Ministre de la santé : une influence tentaculaire
Supprimer des postes de cadres, abolir des conseils d’administration et éliminer les agences régionales de santé pour les remplacer par des Centres intégrés de santé et de services sociaux (CISSS).
Des mesures à implémenter d’ici les deux prochaines années, selon Dr. Géatan Barrette, qui présentait son projet de loi 10, il y a quelques heures.
« Fini les obstacles administratifs, fini les dossiers non partagés, fini les multiples cartes d’hôpital, fini les guerres de clochers », a déclamé le ministre Barrette, signifiant la fin certaine d’une ère organisationnelle.
En point de presse, l’ex-président de la Fédération des médecins spécialistes du Québec (FMSQ) affirmait sans broncher que le projet de loi 10 permettrait de «favoriser et simplifier l’accès aux services pour la population, contribuer à l’amélioration de la qualité et de la sécurité des soins, et accroître l’efficience et l’efficacité du réseau».
Centres intégrés de santé et de services sociaux
La dénomination n’est peut-être pas encore naturelle, mais il faudra vraisemblablement s’y faire, puisque ce sont des Centres intégrés de santé et de services sociaux (CISSS) qui succèderont aux défuntes agences régionales de santé et services sociaux.
À raison d’une structure du genre par région, sauf à Montréal qui en comptera quatre, elle seront sous l’autorité directe du MSSS.Le ministre libéral assure également ces coupes ne se feront pas sentir au niveau des usagers, ni du personnel traitant.
Assainir les finances publiques
L’objectif avoué étant de générer des économies récurrentes de l’ordre de 220 millions sur une base annuelle. La décision la plus cruciale est l’élimination complète du palier que représentaient les agences régionales de santé et services sociaux.
Les structures organisationnelles en santé seront revues pour n’en laisser qu’une trentaine. À coup de fusions, abolitions et restructurations, c’est 182 organismes qui seront affectés :
- Hôpitaux et centres de soins de longue durée (68)
- CSSS (94)
- Centres jeunesse (16)
- Établissements nordiques aux missions multiples (4)
À en croire la stratégie libérale, la mise à pied massive de cadres – 1300 d’entre eux seront appelés à quitter leur poste – et l’abolition des 18 agences régionales de santé sont des passages obligés pour assainir les finances publiques.
Le fer de lance d’une restructuration libérale en santé passe également par des coupes administratives, puisque 180 conseils d’administration seront éliminés à travers une myriade d’institutions dans le réseau : CSSS, centres de réadaptation, organisation, etc.

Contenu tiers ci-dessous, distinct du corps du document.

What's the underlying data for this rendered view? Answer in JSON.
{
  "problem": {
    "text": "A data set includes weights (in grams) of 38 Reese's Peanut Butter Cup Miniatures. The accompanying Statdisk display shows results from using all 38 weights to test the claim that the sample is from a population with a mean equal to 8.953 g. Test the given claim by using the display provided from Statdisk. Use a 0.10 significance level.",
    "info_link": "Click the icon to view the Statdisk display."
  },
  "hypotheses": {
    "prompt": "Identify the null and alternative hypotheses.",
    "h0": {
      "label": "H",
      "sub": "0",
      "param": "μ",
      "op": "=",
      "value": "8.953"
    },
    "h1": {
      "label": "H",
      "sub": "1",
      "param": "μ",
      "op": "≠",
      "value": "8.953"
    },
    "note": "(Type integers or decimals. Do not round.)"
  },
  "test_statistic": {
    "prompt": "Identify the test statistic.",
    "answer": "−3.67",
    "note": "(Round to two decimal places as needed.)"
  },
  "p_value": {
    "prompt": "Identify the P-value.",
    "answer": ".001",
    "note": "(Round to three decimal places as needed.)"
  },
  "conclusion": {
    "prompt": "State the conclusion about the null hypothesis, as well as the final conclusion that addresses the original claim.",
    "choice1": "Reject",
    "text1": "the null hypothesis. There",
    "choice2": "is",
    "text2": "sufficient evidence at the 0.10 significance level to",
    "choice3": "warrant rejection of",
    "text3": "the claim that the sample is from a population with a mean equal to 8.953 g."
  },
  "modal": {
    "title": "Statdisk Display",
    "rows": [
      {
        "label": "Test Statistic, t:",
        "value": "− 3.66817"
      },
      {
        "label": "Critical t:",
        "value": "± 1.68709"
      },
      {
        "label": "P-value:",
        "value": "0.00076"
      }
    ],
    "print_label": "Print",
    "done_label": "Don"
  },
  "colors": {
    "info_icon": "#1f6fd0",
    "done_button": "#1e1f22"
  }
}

VOIR AUSSI : Rapport de l’IGOPP, une gouvernance axée sur le patient
Il y a quelques semaines, Physiotherapeute.com faisait état des recommandations d’un rapport de l’Institut sur la gouvernance d’organisations privées et publiques (IGOPP). Ce dernier recommandait de décentraliser le système de santé et abolir 18 agences régionales de santé – elles seraient remplacées par 10 régions de services – pour offrir des soins de santé plus efficaces et axés sur le patient.
Un super-ministère
Le Ministère de la Santé et des Services sociaux mettrait la main sur des pouvoirs importants. Que ce soit la nomination des membres du conseil d’administration des organismes ou la sélection des présidents-directeurs généraux des établissements en santé, c’est au ministre que reviendra la décision.
La prise de pouvoir – tentaculaire, il va sans dire – se réalise également par l’acquisition d’un nouveau droit, par le MSSS : «Le pouvoir de prescrire des règles relatives à la structure organisationnelle de leurs directions et celui d’intervenir auprès de la direction générale si des gestes incompatibles avec les règles de saine gestion sont posés»
Cette dernière précision rappelle la mise en tutelle de certains établissements de santé, dont la gestion catastrophique avait incité le gouvernement à s’ingérer directement au sein des établissements.
VOIR AUSSI : La protectrice du citoyen redoute des injustices sociales
La semaine dernière, les compressions budgétaires, annoncées par le gouvernement Couillard, laissaient présager des impacts considérables dans l’offre de services publics – surtout dans le secteur des soins de santé et services sociaux – selon Raymonde Saint-Germain, protectrice du citoyen.
En marge du dépôt de son rapport annuel, elle dénonçait des craintes importantes en regard des citoyens le plus vulnérables et craint qu’ils ne fassent les frais de la vague de compression qui déferlera bientôt sur la province.